The Trade and Competitiveness (T&C) agenda in DIME is structured to test and identify effective ways of increasing firms’ productivity through both efficiency gains and shifts in the production frontier. Efficiency gains are understood as changes in the production process to help firms move closer to the efficient production frontier. The two assumptions underlying suboptimal allocation of inputs are: (1) market imperfections and/or behavioral biases—such as misperception of returns associated with a given business practice, lack of motivation to adopt better production process (Gibbons and Henderson 2012; Nguyen and Nguyen 2016); and (2) organizational barriers that prevent firms from adopting new technologies (Atkin et al., forthcoming at QJE) and using inputs optimally. In this light, adoption of new technology is key to firms’ (and economic) growth.

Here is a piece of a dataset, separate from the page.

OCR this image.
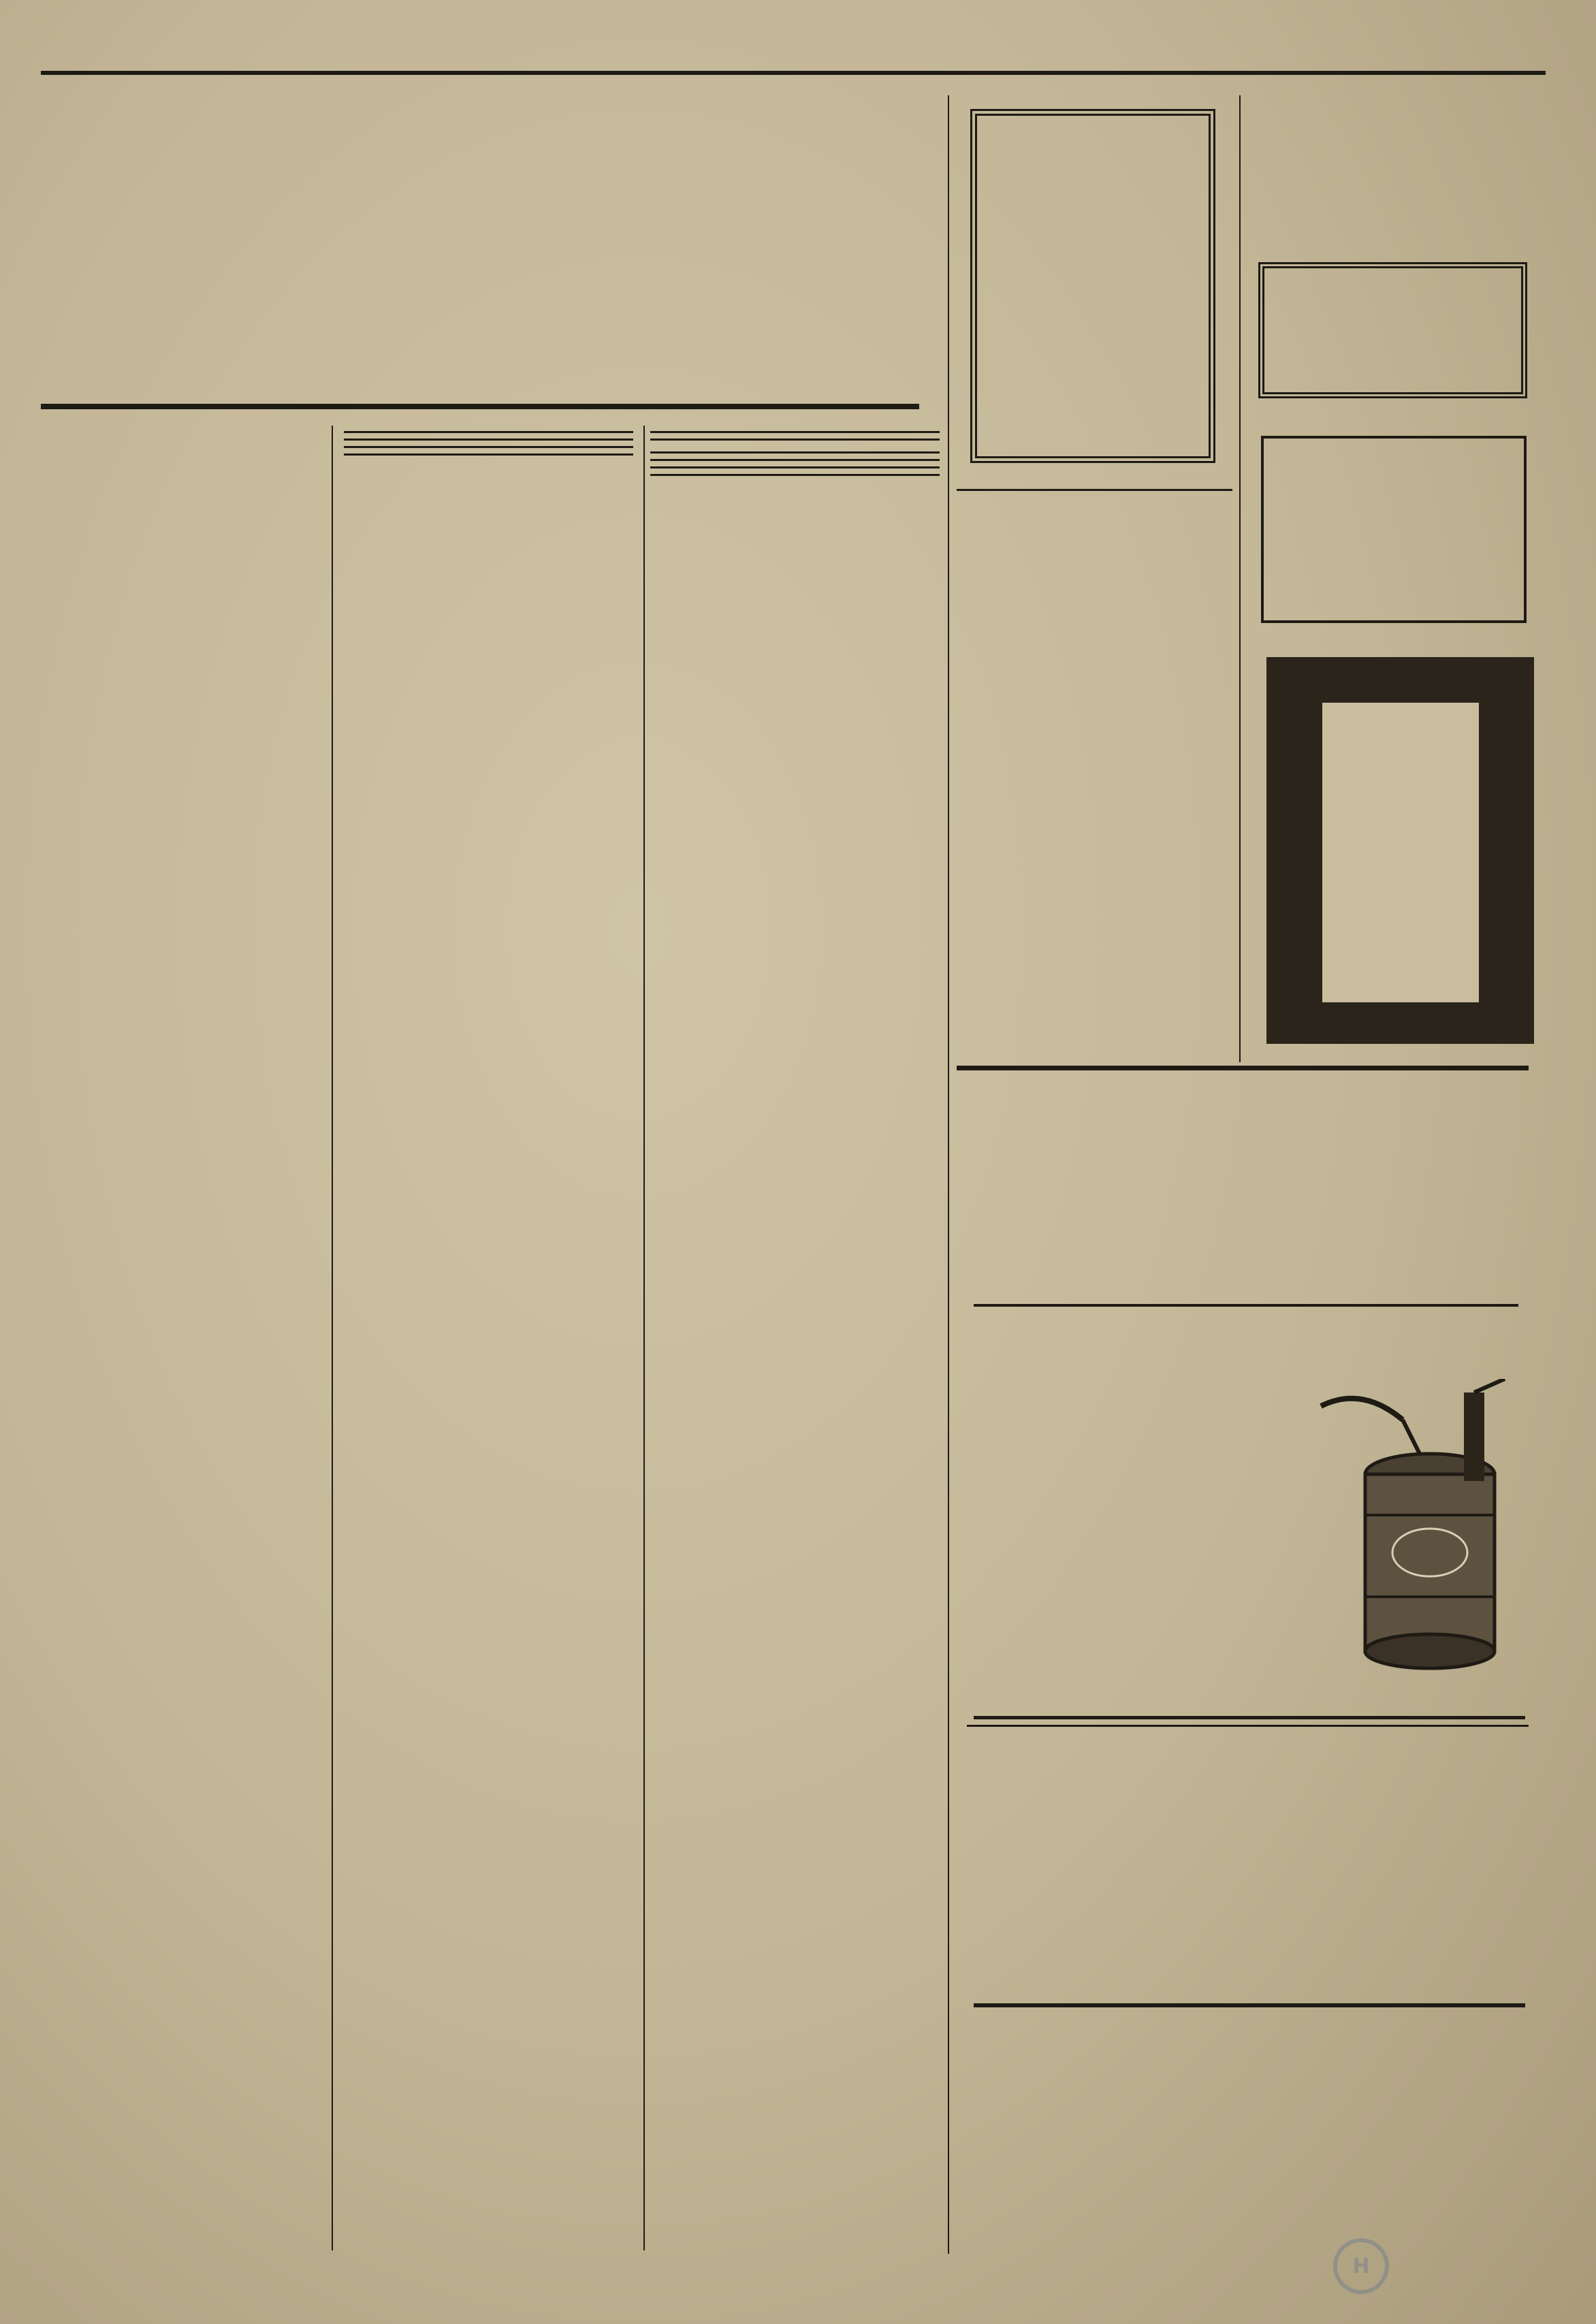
H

In this context, technology change encompasses any shock in the production process that leads to higher output given the inputs available. That shock could be caused by, for instance, better trained employees, use of better managerial practices, use of cheap credit lines in credit-constrained firms, and business registration to access public services that are only made available to formal firms. Technology change and, thus, productivity growth go hand in hand with technology adoption.

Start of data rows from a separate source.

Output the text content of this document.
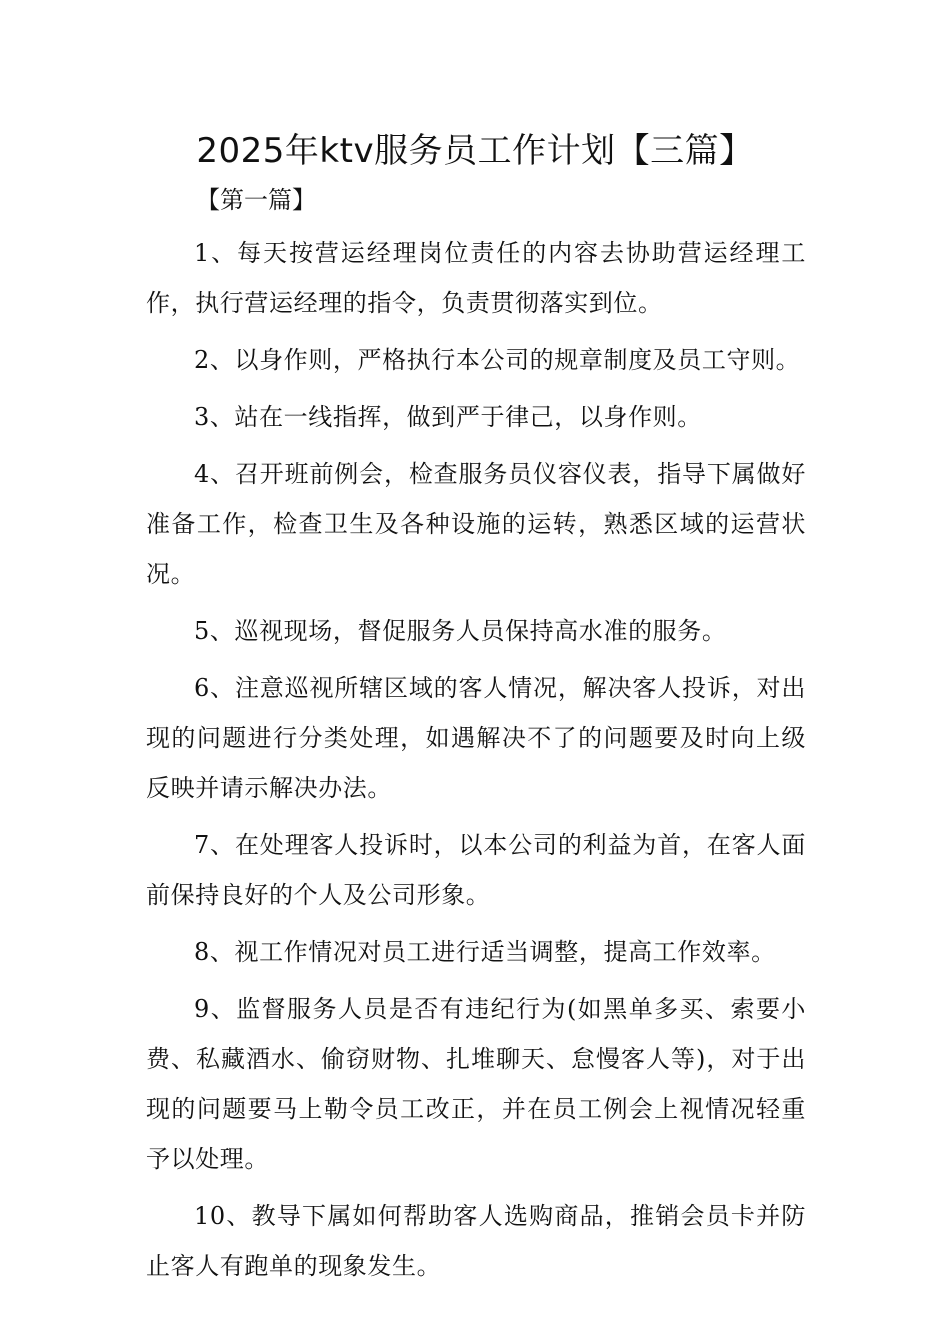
2025年ktv服务员工作计划【三篇】
【第一篇】

1、每天按营运经理岗位责任的内容去协助营运经理工作，执行营运经理的指令，负责贯彻落实到位。

2、以身作则，严格执行本公司的规章制度及员工守则。

3、站在一线指挥，做到严于律己，以身作则。

4、召开班前例会，检查服务员仪容仪表，指导下属做好准备工作，检查卫生及各种设施的运转，熟悉区域的运营状况。

5、巡视现场，督促服务人员保持高水准的服务。

6、注意巡视所辖区域的客人情况，解决客人投诉，对出现的问题进行分类处理，如遇解决不了的问题要及时向上级反映并请示解决办法。

7、在处理客人投诉时，以本公司的利益为首，在客人面前保持良好的个人及公司形象。

8、视工作情况对员工进行适当调整，提高工作效率。

9、监督服务人员是否有违纪行为(如黑单多买、索要小费、私藏酒水、偷窃财物、扎堆聊天、怠慢客人等)，对于出现的问题要马上勒令员工改正，并在员工例会上视情况轻重予以处理。

10、教导下属如何帮助客人选购商品，推销会员卡并防止客人有跑单的现象发生。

Shifts in the production frontier occur only when factors of production are already used optimally, and could result from improvements in business regulations, innovation, and infrastructure. It is worth mentioning that interventions aimed at moving out the production frontier are more difficult to evaluate with randomized controlled trials for two main reasons. First, regulation policies usually involve changes in the current legislation and such decisions are usually taken at higher levels and are not necessarily theoretically grounded. Second, those policies are highly likely to have general equilibrium effects (spillovers).